As promised, the best sourdough bread I have ever made - dare I say it may be the best bread I have ever baked. Really, this bread was perfect - super thick crunchy crust on the outside, soft and chewy on the inside with a bit of sweetness from the dates.
Making this bread takes a bit of effort, but is so worth the time. I was able to make this on Sunday morning, in between rises/resting I would set a timer for 30 minutes and clean the kitchen, fold a load of laundry or watch an episode of Sister Wives...I can't believe I just admitted I watch Sister Wives - it is so interesting though!
The main bulk of the dough is mixed together the night before and allowed to rise overnight. Active time the following morning is limited, you simply need to ensure you are around every 30 minutes to fold and reshape the loaves a total of 3 times (90 minutes) + 45 minutes of bake time.
Folding and reshaping the loaves is easy - simply fold each loaf into a letter, reshape seam side down and allow to rise for 30 minutes- repeat two additional times for a total of 3 reshaping/resting periods. The folding creates structure and traps air in between the layers of dough creating amazing texture and softness.
After the final resting period, the bread is baked in a pre heated 375* oven for 45 minutes. A sheet pan is placed on the lower rack in the oven during pre heating. When the bread is placed in the oven for baking, a few ice cubes plus a 1/2 cup of water is dropped onto the sheet pan - this will create steam which in turn helps create amazing thick crusted loaves of bread.

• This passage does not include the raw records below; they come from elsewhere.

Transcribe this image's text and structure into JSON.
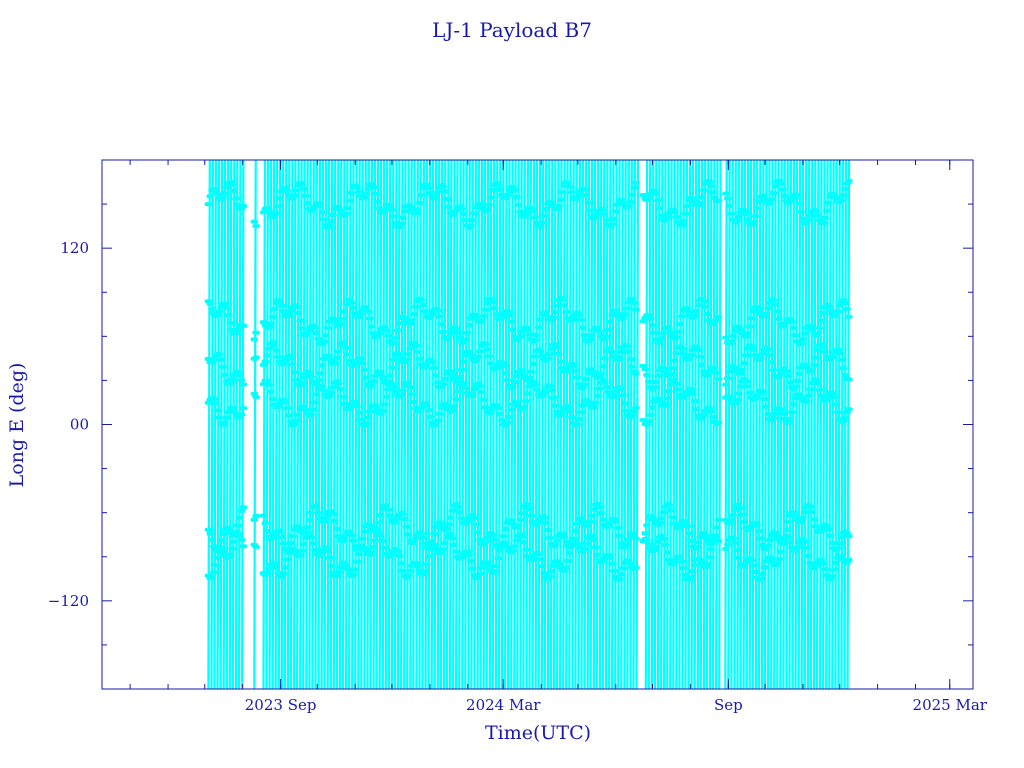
{
  "chart_data": {
    "type": "line",
    "title": "LJ-1 Payload B7",
    "xlabel": "Time(UTC)",
    "ylabel": "Long E (deg)",
    "xlim": [
      "2023-04-08",
      "2025-03-20"
    ],
    "ylim": [
      -180,
      180
    ],
    "x_ticks": [
      {
        "date": "2023-09-01",
        "label": "2023 Sep"
      },
      {
        "date": "2024-03-01",
        "label": "2024 Mar"
      },
      {
        "date": "2024-09-01",
        "label": "Sep"
      },
      {
        "date": "2025-03-01",
        "label": "2025 Mar"
      }
    ],
    "y_ticks": [
      {
        "value": 120,
        "label": "120"
      },
      {
        "value": 0,
        "label": "00"
      },
      {
        "value": -120,
        "label": "−120"
      }
    ],
    "series": [
      {
        "color": "#00ffff",
        "data_start": "2023-07-04",
        "data_end": "2024-12-09",
        "data_gaps": [
          [
            "2023-08-03",
            "2023-08-10"
          ],
          [
            "2023-08-13",
            "2023-08-17"
          ],
          [
            "2024-06-19",
            "2024-06-23"
          ],
          [
            "2024-08-25",
            "2024-08-29"
          ]
        ],
        "band_levels": [
          150,
          70,
          40,
          15,
          -70,
          -90
        ]
      }
    ],
    "grid": false,
    "legend": "none"
  }
}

Originally I had planned to add rosemary to the dough...however I got sidetracked and completely forgot. I loved the added sweetness from the dates, rosemary would make this bread even more exceptional. I plan to make another batch of bread this weekend, this time I promise myself not to forget the rosemary!
Justin and I enjoyed this bread slathered with homemade strawberry jam , on the grille outside (my fave!), toasted in the oven with butter - really we just
inhaled enjoyed every last crumb. The second loaf went to my Mom, who loves bread just as much as I do.

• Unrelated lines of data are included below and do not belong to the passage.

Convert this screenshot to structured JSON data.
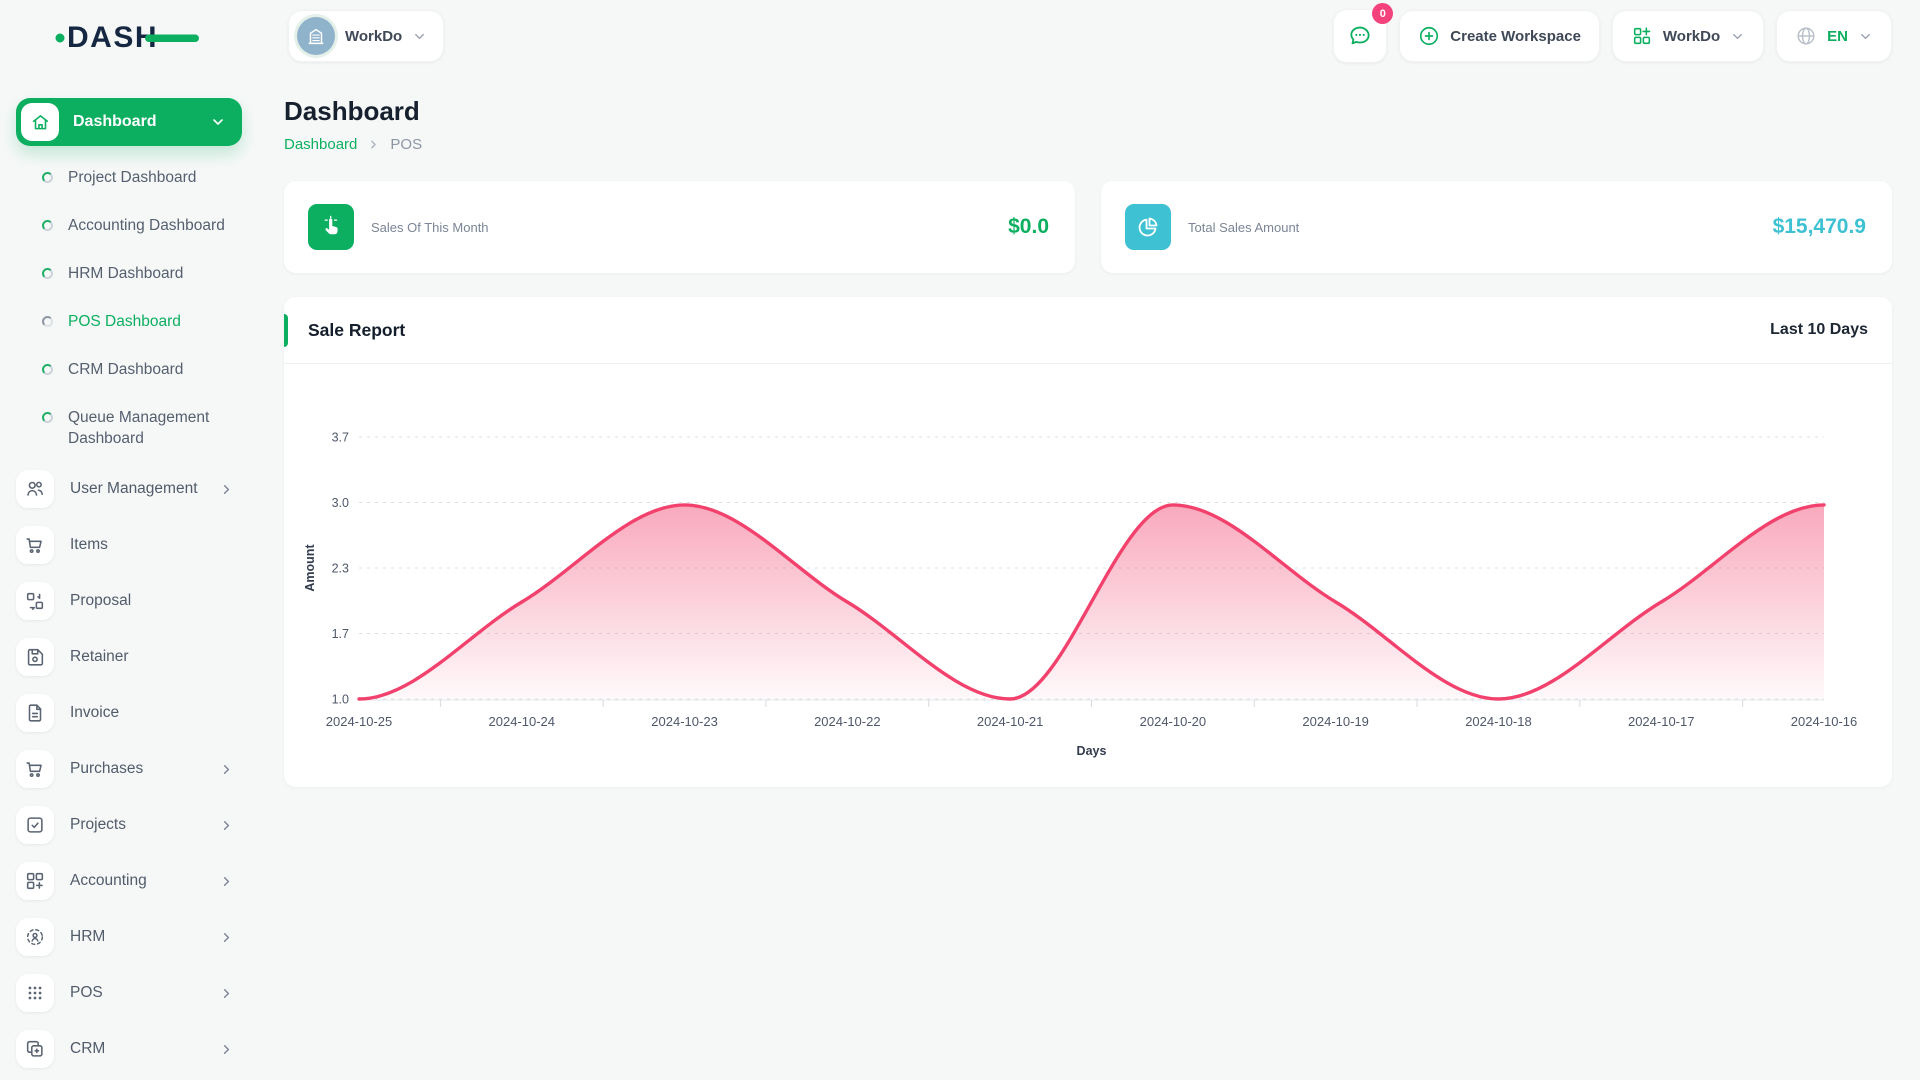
{
  "logo": {
    "text": "DASH"
  },
  "topbar": {
    "workspace_switcher": {
      "label": "WorkDo"
    },
    "messages": {
      "badge_count": "0"
    },
    "create_workspace_label": "Create Workspace",
    "workspace_menu_label": "WorkDo",
    "language": "EN"
  },
  "sidebar": {
    "dashboard_group": {
      "label": "Dashboard"
    },
    "sub_items": [
      {
        "label": "Project Dashboard"
      },
      {
        "label": "Accounting Dashboard"
      },
      {
        "label": "HRM Dashboard"
      },
      {
        "label": "POS Dashboard",
        "active": true
      },
      {
        "label": "CRM Dashboard"
      },
      {
        "label": "Queue Management Dashboard"
      }
    ],
    "items": [
      {
        "label": "User Management",
        "expandable": true
      },
      {
        "label": "Items",
        "expandable": false
      },
      {
        "label": "Proposal",
        "expandable": false
      },
      {
        "label": "Retainer",
        "expandable": false
      },
      {
        "label": "Invoice",
        "expandable": false
      },
      {
        "label": "Purchases",
        "expandable": true
      },
      {
        "label": "Projects",
        "expandable": true
      },
      {
        "label": "Accounting",
        "expandable": true
      },
      {
        "label": "HRM",
        "expandable": true
      },
      {
        "label": "POS",
        "expandable": true
      },
      {
        "label": "CRM",
        "expandable": true
      }
    ]
  },
  "page": {
    "title": "Dashboard",
    "breadcrumb": {
      "root": "Dashboard",
      "current": "POS"
    }
  },
  "stats": [
    {
      "label": "Sales Of This Month",
      "value": "$0.0",
      "accent": "#0caf60",
      "icon": "tap-icon"
    },
    {
      "label": "Total Sales Amount",
      "value": "$15,470.9",
      "accent": "#3ec1d3",
      "icon": "pie-chart-icon"
    }
  ],
  "sale_report": {
    "title": "Sale Report",
    "range_label": "Last 10 Days"
  },
  "chart_data": {
    "type": "area",
    "title": "Sale Report",
    "x": [
      "2024-10-25",
      "2024-10-24",
      "2024-10-23",
      "2024-10-22",
      "2024-10-21",
      "2024-10-20",
      "2024-10-19",
      "2024-10-18",
      "2024-10-17",
      "2024-10-16"
    ],
    "values": [
      1.0,
      2.0,
      3.0,
      2.0,
      1.0,
      3.0,
      2.0,
      1.0,
      2.0,
      3.0
    ],
    "xlabel": "Days",
    "ylabel": "Amount",
    "yticks": [
      3.7,
      3.0,
      2.3,
      1.7,
      1.0
    ],
    "ylim": [
      1.0,
      3.7
    ],
    "grid": true,
    "legend": false,
    "line_color": "#f1416c",
    "fill_color": "#f1416c"
  },
  "colors": {
    "green": "#0caf60",
    "pink": "#f1416c",
    "badge_pink": "#f4427c",
    "cyan": "#3ec1d3",
    "navy": "#152741",
    "background": "#f6f8f8"
  }
}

Do you have a favorite version of Sourdough Bread you would like to share or recipes you love making with your sourdough starter?
Date Sourdough Bread
makes 2 loaves of bread
you will need:
1 cup sourdough starter
5 cups AP Flour divided
2 Cups Rye Flour
2 1/2 cups water divided
20 dates soaked in boiling water for 10 minutes
1 tbsp salt
Mix sourdough starter, 2 cups water and 3 cups flour in a large bowl. Mix well; cover with a dish towel and let rise 8 hours or overnight.
The next morning, pit & soak your dates in boiling water for about 10 minutes. Add softened dates and 1/2 cup water to a food processor and process until fairly smooth - about 30-45 seconds.

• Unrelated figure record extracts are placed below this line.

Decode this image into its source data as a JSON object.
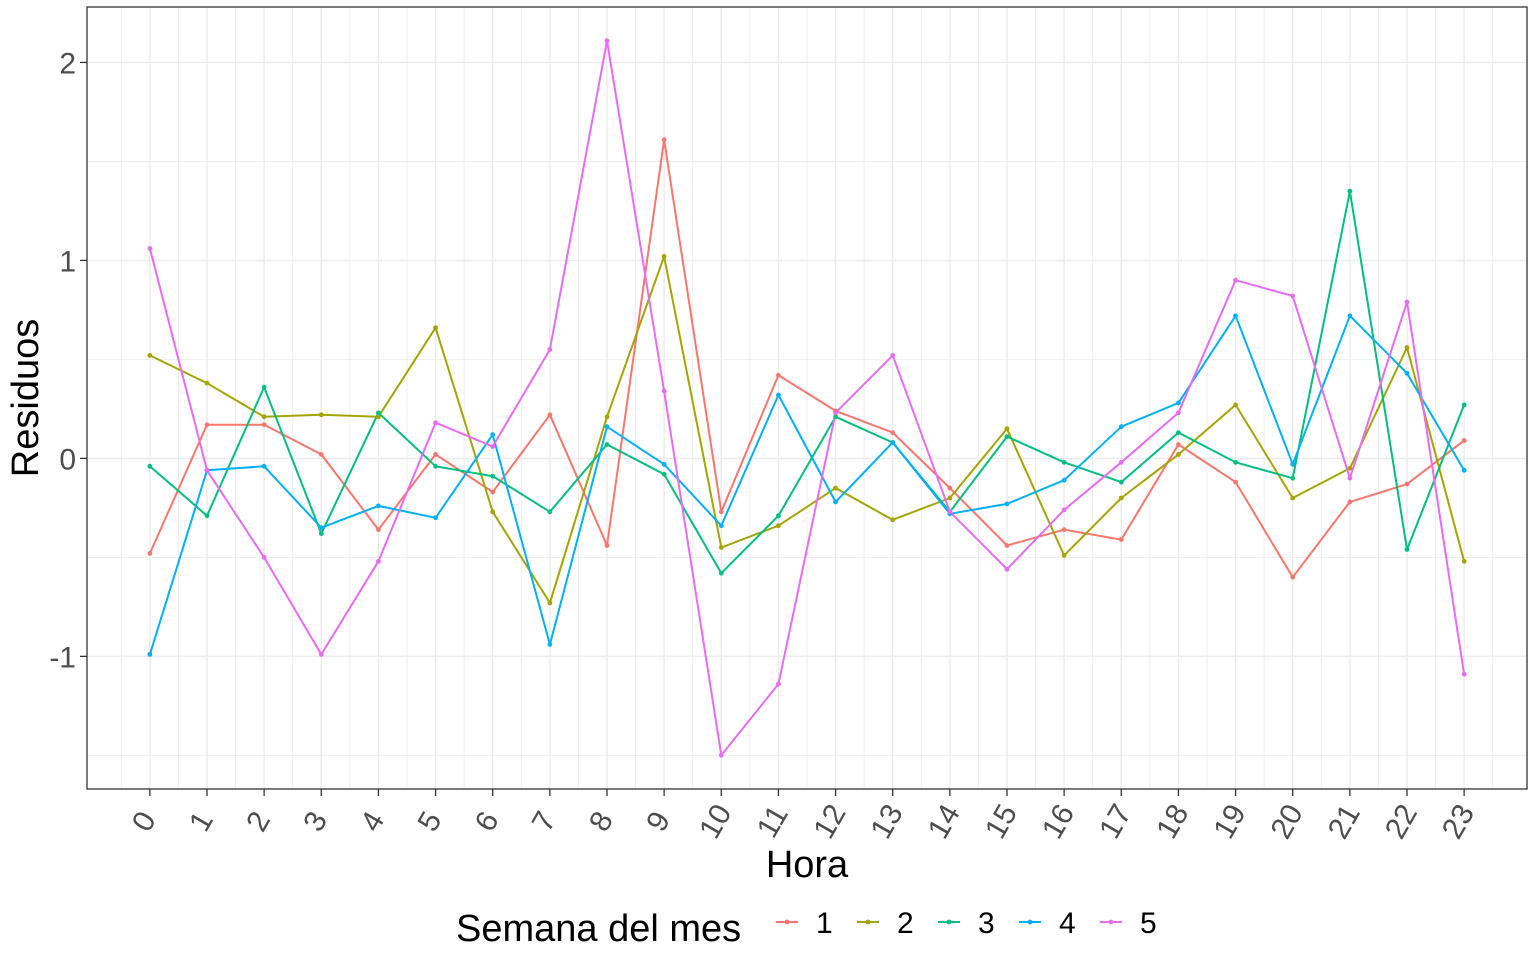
{
  "chart_data": {
    "type": "line",
    "xlabel": "Hora",
    "ylabel": "Residuos",
    "x": [
      0,
      1,
      2,
      3,
      4,
      5,
      6,
      7,
      8,
      9,
      10,
      11,
      12,
      13,
      14,
      15,
      16,
      17,
      18,
      19,
      20,
      21,
      22,
      23
    ],
    "x_tick_labels": [
      "0",
      "1",
      "2",
      "3",
      "4",
      "5",
      "6",
      "7",
      "8",
      "9",
      "10",
      "11",
      "12",
      "13",
      "14",
      "15",
      "16",
      "17",
      "18",
      "19",
      "20",
      "21",
      "22",
      "23"
    ],
    "y_ticks": [
      -1,
      0,
      1,
      2
    ],
    "y_tick_labels": [
      "-1",
      "0",
      "1",
      "2"
    ],
    "ylim": [
      -1.67,
      2.28
    ],
    "xlim": [
      -1.1,
      24.1
    ],
    "grid": true,
    "legend": {
      "title": "Semana del mes",
      "position": "bottom"
    },
    "series": [
      {
        "name": "1",
        "color": "#F8766D",
        "values": [
          -0.48,
          0.17,
          0.17,
          0.02,
          -0.36,
          0.02,
          -0.17,
          0.22,
          -0.44,
          1.61,
          -0.27,
          0.42,
          0.24,
          0.13,
          -0.15,
          -0.44,
          -0.36,
          -0.41,
          0.07,
          -0.12,
          -0.6,
          -0.22,
          -0.13,
          0.09
        ]
      },
      {
        "name": "2",
        "color": "#A3A500",
        "values": [
          0.52,
          0.38,
          0.21,
          0.22,
          0.21,
          0.66,
          -0.27,
          -0.73,
          0.21,
          1.02,
          -0.45,
          -0.34,
          -0.15,
          -0.31,
          -0.2,
          0.15,
          -0.49,
          -0.2,
          0.02,
          0.27,
          -0.2,
          -0.05,
          0.56,
          -0.52
        ]
      },
      {
        "name": "3",
        "color": "#00BF7D",
        "values": [
          -0.04,
          -0.29,
          0.36,
          -0.38,
          0.23,
          -0.04,
          -0.09,
          -0.27,
          0.07,
          -0.08,
          -0.58,
          -0.29,
          0.21,
          0.08,
          -0.27,
          0.11,
          -0.02,
          -0.12,
          0.13,
          -0.02,
          -0.1,
          1.35,
          -0.46,
          0.27
        ]
      },
      {
        "name": "4",
        "color": "#00B0F6",
        "values": [
          -0.99,
          -0.06,
          -0.04,
          -0.35,
          -0.24,
          -0.3,
          0.12,
          -0.94,
          0.16,
          -0.03,
          -0.34,
          0.32,
          -0.22,
          0.08,
          -0.28,
          -0.23,
          -0.11,
          0.16,
          0.28,
          0.72,
          -0.03,
          0.72,
          0.43,
          -0.06
        ]
      },
      {
        "name": "5",
        "color": "#E76BF3",
        "values": [
          1.06,
          -0.06,
          -0.5,
          -0.99,
          -0.52,
          0.18,
          0.06,
          0.55,
          2.11,
          0.34,
          -1.5,
          -1.14,
          0.23,
          0.52,
          -0.27,
          -0.56,
          -0.26,
          -0.02,
          0.23,
          0.9,
          0.82,
          -0.1,
          0.79,
          -1.09
        ]
      }
    ]
  }
}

Add the pureed dates & 2 cups of rye flour to the dough and mix well. Turn dough out onto a well floured surface, knead in the remaining 2 cups of all purpose flour - more if needed to prevent dough from sticking to the surface hands. Knead dough until you have a soft, smooth dough ball.
Divide dough into 2 equal halves. Shape each half into a loaf (round, elongated round- whatever suites your fancy). Place each loaf on a parchment lined baking sheet - dust with flour and cover with a clean dish towel. Place in a warm area free of drafts for the first rise- 30 minutes.
After rise #1, with a gentle hand, fold each loaf like you would a letter onto (you want to try to avoid "deflating" the bread, your are trying to create pockets of air). Place the seam side down - dust with additional flour, cover to rise for an additional 30 minutes in the same location as the first rise.
After rise #2 - repeat and allow for the 3rd and final rise of 30 minutes.